Support for users of the ARCHER KNL system will be provided in a similar way to the main system:

• Helpdesk

• In-depth support

• Cray Centre of Excellence

• eCSE programme. 

There will also be various hands-on training courses and virtual tutorials See: www.archer.ac.uk/training/.

The ARCHER KNL system provides a timely opportunity for users to investigate how their application codes will run on multiple KNLs, preparing for possible, future such systems.

About the system

The KNL, Intel’s latest Xeon Phi many-core processor, can have up to 72 physical cores, each of which can run 4 threads efficiently. 
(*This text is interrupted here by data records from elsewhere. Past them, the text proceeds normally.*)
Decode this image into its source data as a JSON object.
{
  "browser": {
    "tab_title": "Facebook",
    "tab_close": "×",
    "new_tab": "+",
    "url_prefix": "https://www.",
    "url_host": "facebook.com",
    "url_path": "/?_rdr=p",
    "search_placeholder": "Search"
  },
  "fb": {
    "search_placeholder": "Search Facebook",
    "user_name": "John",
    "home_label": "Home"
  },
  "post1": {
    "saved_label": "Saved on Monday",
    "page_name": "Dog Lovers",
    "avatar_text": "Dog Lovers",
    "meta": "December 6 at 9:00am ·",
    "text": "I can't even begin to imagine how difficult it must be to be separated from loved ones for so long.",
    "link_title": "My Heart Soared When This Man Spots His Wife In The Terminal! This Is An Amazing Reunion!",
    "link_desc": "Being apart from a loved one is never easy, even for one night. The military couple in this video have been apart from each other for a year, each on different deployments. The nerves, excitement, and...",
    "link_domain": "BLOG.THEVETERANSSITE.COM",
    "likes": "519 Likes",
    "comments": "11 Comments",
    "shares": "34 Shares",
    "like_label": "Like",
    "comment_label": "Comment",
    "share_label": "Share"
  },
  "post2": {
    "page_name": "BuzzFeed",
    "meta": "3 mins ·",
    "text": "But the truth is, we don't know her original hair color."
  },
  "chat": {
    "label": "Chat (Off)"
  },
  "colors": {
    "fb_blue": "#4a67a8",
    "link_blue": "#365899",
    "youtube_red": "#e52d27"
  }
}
The cores can undertake large vector operations, meaning they can perform calculations on 512-bits of data at a time, giving the processor the potential of providing over 3 TFlop/s of double precision floating point arithmetic. This is three times the peak performance of the previous Xeon Phi processor, the Knights Corner (or KNC), meaning that porting codes to this latest many-core processor has the potential for significant performance improvements for applications.

Direct access to main memory

The KNL also comes with direct access to main memory, and the ability to be self-hosting, meaning that the Xeon Phi is no longer a co-processor, and systems no longer need normal processors to host the Xeon Phi. 

The access to main memory also removes previous restrictions on the size of data set Xeon Phi processors could operate upon.  Having access to the full memory of a node puts them on the same footing as standard multi-core processor based nodes.  Furthermore KNL processors also come with 16 GB of high bandwidth memory stacked directly on to the chip.

This memory, also known as MCDRAM, provides much higher bandwidth data transfers than standard main memory, albeit with a slightly higher latency in the accesses. MCDRAM has the potential to significantly improve the performance of applications that stream data.

The Cray XC40 ARCHER system uses the 7210 version of the Intel Xeon Phi processor, running at 1.30GHz, with 64 physical cores, 16 GB on chip MCDRAM, and access to 96 GB of DDR4 main memory running at 2133 MT/s.